Özgür gazeteciliğe destek olun
Search
Close this search box.

Ruşen Çakır yazdı: Erdoğan çoktan kaybetti, ama kazanan belli değil

“Erdoğan çoktan kaybetti, ama kazanan belli değil.” Bu cümleyi, kimi zaman başka kelimelerle çok uzun bir zamandır dile getiriyorum. Muhtemelen Medyascope ile yaşıttır: yani Ağustos 2015’ten beri Erdoğan’ın kaybetmiş olduğunda ısrarcıyım.

Bu ısrarımın miladının Ağustos 2015 olması rastlantı değil, Erdoğan’ın cumhurbaşkanı, Ahmet Davutoğlu’nun AKP Genel Başkanı ve başbakan olduğu bir dönemde yapılan 7 Haziran 2015 genel seçimlerinden AKP yenik çıkmış, birinci parti olsa bile tek başına iktidarı kaybetmişti.

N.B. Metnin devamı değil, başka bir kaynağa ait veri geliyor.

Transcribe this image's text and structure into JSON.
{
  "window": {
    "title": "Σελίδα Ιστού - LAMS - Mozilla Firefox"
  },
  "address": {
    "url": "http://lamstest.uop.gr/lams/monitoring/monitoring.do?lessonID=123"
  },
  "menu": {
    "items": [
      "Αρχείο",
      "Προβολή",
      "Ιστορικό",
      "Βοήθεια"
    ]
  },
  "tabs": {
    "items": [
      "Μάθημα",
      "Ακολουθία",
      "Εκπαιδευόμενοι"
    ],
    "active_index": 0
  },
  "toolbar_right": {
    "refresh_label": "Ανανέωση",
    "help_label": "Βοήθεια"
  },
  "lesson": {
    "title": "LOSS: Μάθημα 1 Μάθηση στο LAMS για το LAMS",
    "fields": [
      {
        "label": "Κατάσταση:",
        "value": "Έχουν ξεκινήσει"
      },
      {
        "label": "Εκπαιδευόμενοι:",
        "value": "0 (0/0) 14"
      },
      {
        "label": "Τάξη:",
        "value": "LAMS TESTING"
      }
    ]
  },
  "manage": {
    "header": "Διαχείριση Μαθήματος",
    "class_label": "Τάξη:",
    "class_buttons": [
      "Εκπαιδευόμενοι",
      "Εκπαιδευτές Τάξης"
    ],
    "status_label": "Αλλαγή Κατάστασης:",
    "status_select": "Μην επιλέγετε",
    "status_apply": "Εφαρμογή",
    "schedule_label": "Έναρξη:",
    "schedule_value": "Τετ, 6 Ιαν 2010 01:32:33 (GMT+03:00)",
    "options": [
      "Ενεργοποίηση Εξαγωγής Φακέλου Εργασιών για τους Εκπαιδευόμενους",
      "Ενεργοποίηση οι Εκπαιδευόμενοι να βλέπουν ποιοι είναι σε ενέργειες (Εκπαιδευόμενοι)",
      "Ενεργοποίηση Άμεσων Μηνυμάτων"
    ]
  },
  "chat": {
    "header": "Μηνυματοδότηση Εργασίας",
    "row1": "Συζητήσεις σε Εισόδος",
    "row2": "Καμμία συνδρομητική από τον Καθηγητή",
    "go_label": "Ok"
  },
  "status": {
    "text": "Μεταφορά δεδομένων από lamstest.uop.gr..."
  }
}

Fakat Erdoğan bir şekilde koalisyon hükümeti kurulmasını engelledi, 1 Kasım 2015’te ülkeyi yeniden seçime götürdü ve peş peşe yaşanan terör saldırıları nedeniyle canının derdine düşmüş olan seçmen AKP’ye yeniden iktidarı sundu.

Kısacası, Haziran 2015’ten beri Erdoğan çoktan bitmiş bir maçı bir şekilde uzatarak iktidarını korumaya çalışıyor. Fakat 31 Mart 2019 yerel seçimlerinde yaşadığı hezimet -hele İstanbul’da iki kez kaybetmesi- Erdoğan’a, döneminin çoktan bitmiş olduğunu bir kez daha hatırlattı. O da şansını bir kez daha zorlamaya çalışıyor.

Peki Erdoğan neden kaybetti. İlk akla gelecek gerekçeleri sıralamaya çalışayım:

Yoruldu ve yordu: Herhalde Erdoğan da bu kadar uzun süre iktidarda kalacağını öngörmüyordu. Bu süre zarfında birbirinden ciddi mücadelelere, hatta savaşlara girdi; dünün müttefikleri düşmanı, düşmanları da müttefiki oldu. Yakın çevresi sürekli değişti: Az sayıda kişi kendi isteğiyle, çoğu ise genellikle aceleye getirilmeden Erdoğan tarafından tasfiye edildi. Bütün bu süreçte Erdoğan çok yoruldu, onunla birlikte Türkiye de yoruldu.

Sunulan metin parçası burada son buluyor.